One I’d worship. One I’d sacrifice to.
I nudge Ruin forward, back into motion. We catch up and fall into step, side by side, matching gait and serenity.
Eli is smiling, that small, gentle one that makes me want to flip him off and run to the hills before I say something romantic I truly mean but shouldn’t. I don’t want to run, this time, so I smile too, try to match him, raw as it feels.
We don’t say anything—no need to fill the space with chatter or questions or summaries of the day.
Just silence over hoofbeats as we ride the winding trail down to the valley floor.

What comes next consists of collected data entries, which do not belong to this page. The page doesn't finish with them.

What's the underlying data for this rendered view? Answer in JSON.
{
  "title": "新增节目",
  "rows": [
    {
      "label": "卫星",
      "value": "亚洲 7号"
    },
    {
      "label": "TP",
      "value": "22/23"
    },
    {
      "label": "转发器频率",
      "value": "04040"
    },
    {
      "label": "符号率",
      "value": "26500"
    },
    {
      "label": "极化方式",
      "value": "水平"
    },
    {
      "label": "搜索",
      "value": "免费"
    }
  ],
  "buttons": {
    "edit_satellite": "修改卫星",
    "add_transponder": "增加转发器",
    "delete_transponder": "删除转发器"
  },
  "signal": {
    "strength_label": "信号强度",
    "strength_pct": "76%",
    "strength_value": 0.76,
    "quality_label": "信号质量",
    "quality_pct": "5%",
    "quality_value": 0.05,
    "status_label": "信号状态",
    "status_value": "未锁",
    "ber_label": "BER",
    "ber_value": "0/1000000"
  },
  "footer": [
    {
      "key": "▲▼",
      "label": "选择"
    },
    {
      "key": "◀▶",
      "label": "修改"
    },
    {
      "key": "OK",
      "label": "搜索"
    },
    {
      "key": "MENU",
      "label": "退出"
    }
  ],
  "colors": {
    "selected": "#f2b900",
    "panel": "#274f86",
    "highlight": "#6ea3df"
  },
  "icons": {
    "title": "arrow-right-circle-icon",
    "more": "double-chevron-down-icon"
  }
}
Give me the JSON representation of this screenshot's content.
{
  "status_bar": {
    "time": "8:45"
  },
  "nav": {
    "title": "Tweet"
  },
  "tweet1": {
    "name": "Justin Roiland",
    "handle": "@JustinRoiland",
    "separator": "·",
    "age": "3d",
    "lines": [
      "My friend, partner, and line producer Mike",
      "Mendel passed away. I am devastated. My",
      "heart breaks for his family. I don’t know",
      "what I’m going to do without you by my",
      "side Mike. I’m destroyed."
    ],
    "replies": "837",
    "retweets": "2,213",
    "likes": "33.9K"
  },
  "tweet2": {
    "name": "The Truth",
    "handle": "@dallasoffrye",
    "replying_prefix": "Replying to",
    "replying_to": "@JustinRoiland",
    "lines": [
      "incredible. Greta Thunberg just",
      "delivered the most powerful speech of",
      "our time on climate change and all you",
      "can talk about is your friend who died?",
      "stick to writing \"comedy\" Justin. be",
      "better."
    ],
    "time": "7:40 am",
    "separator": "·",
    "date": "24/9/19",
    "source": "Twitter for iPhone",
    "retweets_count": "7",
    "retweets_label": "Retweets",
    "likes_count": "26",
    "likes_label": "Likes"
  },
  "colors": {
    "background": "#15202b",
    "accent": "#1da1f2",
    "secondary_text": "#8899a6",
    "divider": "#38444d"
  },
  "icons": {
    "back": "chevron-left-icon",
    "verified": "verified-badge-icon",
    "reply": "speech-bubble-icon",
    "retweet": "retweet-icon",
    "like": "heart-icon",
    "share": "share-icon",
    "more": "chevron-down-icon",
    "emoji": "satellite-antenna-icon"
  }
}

The quiet feels good between us. Feelings instead of thoughts, the present instead of the past I can’t change or the future I can’t predict.
Soon we reach a wide meadow of tall grass and wildflowers, swaying in the breeze. Eli looks over at me, and there’s a spark in his eyes that seems like flirtiness but hyped on coffee, if that’s even a thing. That spark takes flame and blazes through his face, and before I know it, he’s just gone.
AP surges forward into a gallop, and my first instinct is to check for stray missiles or horseback assassins behind my back, but I don’t. Because I know a challenge when I see one.